Not only is it a great source of pollen for the bees, it makes a top fertilizer for the garden feeding and nourishing the soil, and it sets bones, and heals (almost overnight) bone and muscle damage.

The leaves are currently on the drying rack to be dried, and powered to create a paste for injured parties out of play. The young flowers and leaves have been tinctures in 25% alcohol.  You could just use vodka. Chop the young leaves and flowers up into a jar and add vodka.

Dose: Take 5ml 1 x day.  Drink the tea 1 x day.

It will heal inflammation in the gut as well as giving all old creaks and aches a good seeing to.


Hawthorne flower tincture.

Picking hawthorne flowers, being showered in the petals, the sickly sweetness, as the flowers and leaves pluck off if feels like a wedding in an old cemetery.   Its brought to my attention that love always moves it can be as much a part of death as it is life and like life it sometimes dies.  sometimes in great loss of loved ones, break ups, or death. Sometimes in renewing and re negotiating our relationships with our communities every day. As quickly as the hawthorne flowers came, they will leave, sometimes hastened by a heavy storm or prolonged rain.

They heal grief, pain,  and hurt. they hold space to feel loss, sadness, and bereavement. They give the heart permission to cry and as such can often release repressed sadness and grief. Sometimes life doesn’t quite allow us the space and time required to mourn a loss or feel or the feelings involved in a broken heart.

I tincture the flowers with 25% alcohol.  you could use vodka instead. simply fill a jar with hawthorne flowers and cover with vodka.  Shake every day for 2 weeks.

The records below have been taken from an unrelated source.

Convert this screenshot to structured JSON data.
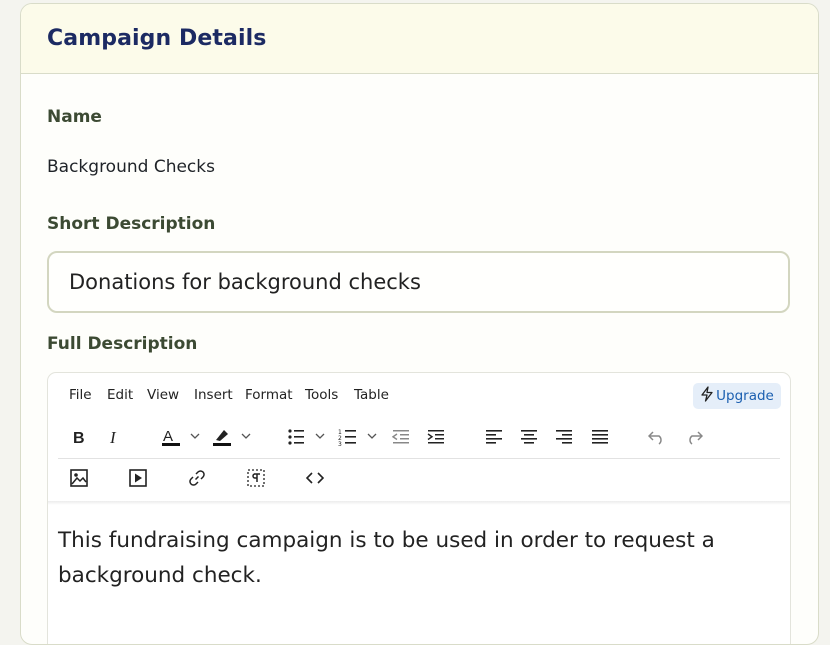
{
  "card": {
    "title": "Campaign Details"
  },
  "fields": {
    "name_label": "Name",
    "name_value": "Background Checks",
    "short_label": "Short Description",
    "short_value": "Donations for background checks",
    "full_label": "Full Description"
  },
  "editor": {
    "menu": [
      "File",
      "Edit",
      "View",
      "Insert",
      "Format",
      "Tools",
      "Table"
    ],
    "upgrade_label": "Upgrade",
    "toolbar_icons": [
      "bold-icon",
      "italic-icon",
      "text-color-icon",
      "highlight-color-icon",
      "bullet-list-icon",
      "numbered-list-icon",
      "outdent-icon",
      "indent-icon",
      "align-left-icon",
      "align-center-icon",
      "align-right-icon",
      "align-justify-icon",
      "undo-icon",
      "redo-icon",
      "image-icon",
      "media-icon",
      "link-icon",
      "show-blocks-icon",
      "source-code-icon"
    ],
    "content": "This fundraising campaign is to be used in order to request a background check."
  },
  "colors": {
    "header_bg": "#fcfbea",
    "title": "#1c2a63",
    "label": "#3c4a33",
    "upgrade_bg": "#e5eef9",
    "upgrade_text": "#1b5fb0"
  }
}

Dose: Take 5ml 2 x day or as required.





Daisy oil for play

I have spent the last few days making daisy oil.  A beautiful introduction to summer and making time for play.  We play, run around, jump about, scream and shout, fall on our knees, scratch our elbows and bruise our selves. All as a consequence of fun.  daisy laughs with you and kisses your knee better even if you shed some tears. 

Harvest daisy’s’ in the sun when they are happiest. When harvesting ensure you do sustainably, only ever taking no more then a third as if no one would no you have been.

Collect a good handful or two, create a makeshift bain marie, cover the daisy’s in a bowl with olive oil. Allow to simmer for several hours.

Strain and store in a clean sterilized jar. Add to ointments or creams or use directly. Daisy is our native Arnica.

It is useful externally for bruises, dermatitis, skin irritations and It is slightly astringent and anti inflammatory. It can be took as a gargle (a pinch of heads and leaves in hot water left to cool) for mouth inflammations, sort throats and ulc

ers. It can be drank as a tea for acne, and to stimulate the appetite.

Daisy’s will soothe your wounds through both the laughter and the tears.